Friday, May 9, 2008

Kingdom Already But Not Yet

On Monday Peter Cockrell quoted some good stuff from D.A. Carson on Kingdom Theology at
Carson on the Kingdom « Already Not Yet.
Indeed, that is the third arena where errors about the kingdom are not uncommon: tensions between the biblical descriptions of inaugurated eschatology (the kingdom has come) and futurist eschatology (the kingdom comes at the end). On the one hand, Jesus tells certain parables of the kingdom in order to get across that the expected ‘big bang’ is not yet. For instance (if I may use the formula much loved by the rabbis when they told their parables, and used by Jesus himself), it is the case with the kingdom as with the soils: there is varying receptivity to the word that is sown, and varying degrees of fruitfulness. The kingdom did not come in instantaneous and utterly effective division. It came slowly, with varying responses. Elsewhere we are told that this side of Jesus’s resurrection and exaltation, all authority in heaven and on earth is his: in other words, Jesus Christ reigns, even though we do not see everything and everyone cheerfully submitted to him.

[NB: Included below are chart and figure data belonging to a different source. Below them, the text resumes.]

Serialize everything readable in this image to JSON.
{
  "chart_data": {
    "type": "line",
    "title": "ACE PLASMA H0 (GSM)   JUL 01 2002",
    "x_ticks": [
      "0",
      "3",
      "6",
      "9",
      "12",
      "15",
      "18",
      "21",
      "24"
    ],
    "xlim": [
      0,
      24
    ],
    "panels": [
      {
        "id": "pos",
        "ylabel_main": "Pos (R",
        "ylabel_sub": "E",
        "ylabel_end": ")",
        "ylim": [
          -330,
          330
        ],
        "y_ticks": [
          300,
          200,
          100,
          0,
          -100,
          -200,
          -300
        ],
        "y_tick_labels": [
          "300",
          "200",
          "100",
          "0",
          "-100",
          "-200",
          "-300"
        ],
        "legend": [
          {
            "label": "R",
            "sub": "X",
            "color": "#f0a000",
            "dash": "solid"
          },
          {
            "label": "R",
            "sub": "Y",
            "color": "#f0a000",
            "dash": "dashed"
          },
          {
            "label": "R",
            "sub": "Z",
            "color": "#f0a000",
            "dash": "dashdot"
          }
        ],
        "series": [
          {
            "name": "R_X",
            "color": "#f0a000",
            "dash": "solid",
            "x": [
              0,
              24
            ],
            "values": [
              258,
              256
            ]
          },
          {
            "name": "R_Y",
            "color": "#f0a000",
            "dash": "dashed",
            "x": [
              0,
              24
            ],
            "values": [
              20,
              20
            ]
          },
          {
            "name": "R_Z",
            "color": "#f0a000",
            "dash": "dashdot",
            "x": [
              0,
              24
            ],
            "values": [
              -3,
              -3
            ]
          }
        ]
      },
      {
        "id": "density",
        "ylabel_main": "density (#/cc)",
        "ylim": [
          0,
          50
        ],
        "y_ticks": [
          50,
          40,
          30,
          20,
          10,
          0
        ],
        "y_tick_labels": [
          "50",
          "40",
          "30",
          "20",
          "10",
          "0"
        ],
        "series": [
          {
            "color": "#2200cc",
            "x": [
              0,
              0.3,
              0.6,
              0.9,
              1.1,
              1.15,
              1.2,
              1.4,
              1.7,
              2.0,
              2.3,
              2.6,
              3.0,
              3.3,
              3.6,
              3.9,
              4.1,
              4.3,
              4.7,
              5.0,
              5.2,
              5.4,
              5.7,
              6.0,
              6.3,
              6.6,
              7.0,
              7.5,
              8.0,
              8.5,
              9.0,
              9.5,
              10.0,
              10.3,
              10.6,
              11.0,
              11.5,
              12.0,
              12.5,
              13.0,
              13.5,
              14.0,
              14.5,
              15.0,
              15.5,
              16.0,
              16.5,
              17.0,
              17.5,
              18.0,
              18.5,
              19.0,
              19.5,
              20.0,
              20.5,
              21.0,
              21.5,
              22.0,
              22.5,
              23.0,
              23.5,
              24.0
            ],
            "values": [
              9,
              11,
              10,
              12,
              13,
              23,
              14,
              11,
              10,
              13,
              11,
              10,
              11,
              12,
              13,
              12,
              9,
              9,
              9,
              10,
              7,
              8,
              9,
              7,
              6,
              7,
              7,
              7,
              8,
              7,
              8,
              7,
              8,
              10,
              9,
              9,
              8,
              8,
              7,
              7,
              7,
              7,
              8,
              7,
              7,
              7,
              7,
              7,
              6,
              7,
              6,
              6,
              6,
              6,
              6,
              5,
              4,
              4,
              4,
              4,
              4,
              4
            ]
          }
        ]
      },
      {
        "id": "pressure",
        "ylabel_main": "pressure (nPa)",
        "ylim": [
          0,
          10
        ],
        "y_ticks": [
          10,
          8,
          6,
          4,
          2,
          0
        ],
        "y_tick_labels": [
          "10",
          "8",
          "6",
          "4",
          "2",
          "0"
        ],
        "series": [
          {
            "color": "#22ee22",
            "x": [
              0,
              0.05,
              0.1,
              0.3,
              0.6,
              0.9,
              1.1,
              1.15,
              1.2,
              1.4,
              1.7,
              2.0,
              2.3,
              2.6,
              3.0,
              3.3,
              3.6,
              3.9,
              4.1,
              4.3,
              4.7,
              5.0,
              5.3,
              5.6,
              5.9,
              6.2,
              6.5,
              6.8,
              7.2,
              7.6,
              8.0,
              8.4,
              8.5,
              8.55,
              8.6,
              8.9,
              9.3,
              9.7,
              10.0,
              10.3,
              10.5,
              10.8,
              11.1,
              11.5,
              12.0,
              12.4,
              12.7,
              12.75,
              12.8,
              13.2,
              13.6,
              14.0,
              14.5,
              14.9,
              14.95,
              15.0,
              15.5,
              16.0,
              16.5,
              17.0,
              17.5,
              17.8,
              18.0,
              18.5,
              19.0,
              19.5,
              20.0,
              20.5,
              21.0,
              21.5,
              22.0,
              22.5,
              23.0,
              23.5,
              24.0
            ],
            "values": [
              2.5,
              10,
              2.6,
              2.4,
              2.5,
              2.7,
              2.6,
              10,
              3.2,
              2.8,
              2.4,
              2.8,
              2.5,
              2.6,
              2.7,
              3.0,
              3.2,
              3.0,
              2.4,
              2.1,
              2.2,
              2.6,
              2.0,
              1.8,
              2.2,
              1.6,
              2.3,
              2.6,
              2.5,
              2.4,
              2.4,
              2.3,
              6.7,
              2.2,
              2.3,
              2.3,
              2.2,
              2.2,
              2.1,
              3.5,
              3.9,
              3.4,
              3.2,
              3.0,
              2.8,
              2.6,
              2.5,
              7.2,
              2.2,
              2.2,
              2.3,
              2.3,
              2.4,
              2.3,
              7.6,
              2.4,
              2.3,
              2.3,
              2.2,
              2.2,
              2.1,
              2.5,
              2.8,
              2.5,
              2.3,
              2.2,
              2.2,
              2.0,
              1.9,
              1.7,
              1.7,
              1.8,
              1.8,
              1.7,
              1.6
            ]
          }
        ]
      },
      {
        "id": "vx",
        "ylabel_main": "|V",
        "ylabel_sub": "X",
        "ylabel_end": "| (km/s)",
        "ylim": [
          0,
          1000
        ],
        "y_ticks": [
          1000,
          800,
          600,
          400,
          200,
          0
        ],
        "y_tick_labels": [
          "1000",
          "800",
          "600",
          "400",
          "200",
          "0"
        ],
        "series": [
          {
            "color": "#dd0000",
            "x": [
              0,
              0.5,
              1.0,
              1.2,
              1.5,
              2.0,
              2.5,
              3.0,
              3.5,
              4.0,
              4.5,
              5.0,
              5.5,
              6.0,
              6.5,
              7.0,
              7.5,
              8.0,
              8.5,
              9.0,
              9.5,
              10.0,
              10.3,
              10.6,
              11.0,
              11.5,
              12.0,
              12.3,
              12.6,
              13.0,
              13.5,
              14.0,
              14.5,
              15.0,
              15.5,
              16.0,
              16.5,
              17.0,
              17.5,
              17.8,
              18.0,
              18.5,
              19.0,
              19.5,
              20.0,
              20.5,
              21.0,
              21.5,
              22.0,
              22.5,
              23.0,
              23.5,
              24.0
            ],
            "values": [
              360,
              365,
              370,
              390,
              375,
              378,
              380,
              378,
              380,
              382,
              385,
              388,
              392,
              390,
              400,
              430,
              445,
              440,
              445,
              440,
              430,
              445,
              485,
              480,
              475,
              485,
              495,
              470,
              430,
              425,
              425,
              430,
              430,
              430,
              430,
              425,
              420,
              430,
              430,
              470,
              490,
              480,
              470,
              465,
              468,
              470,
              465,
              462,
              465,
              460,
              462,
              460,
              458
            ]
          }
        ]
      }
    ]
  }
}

What Carson speaks of separately as inaugurated and futurist eschatology, I like to call "down-payment" eschatology. In Christ we receive now a down payment on our future kingdom inheritance. It is real kingdom life, just not all of it now. Understanding and living in the tension between the "Now" and the "Not Yet" of the Kingdom enables us to avoid both a defeatist "pie-in-the-sky" mentality on one hand and a phony triumphalism on the other.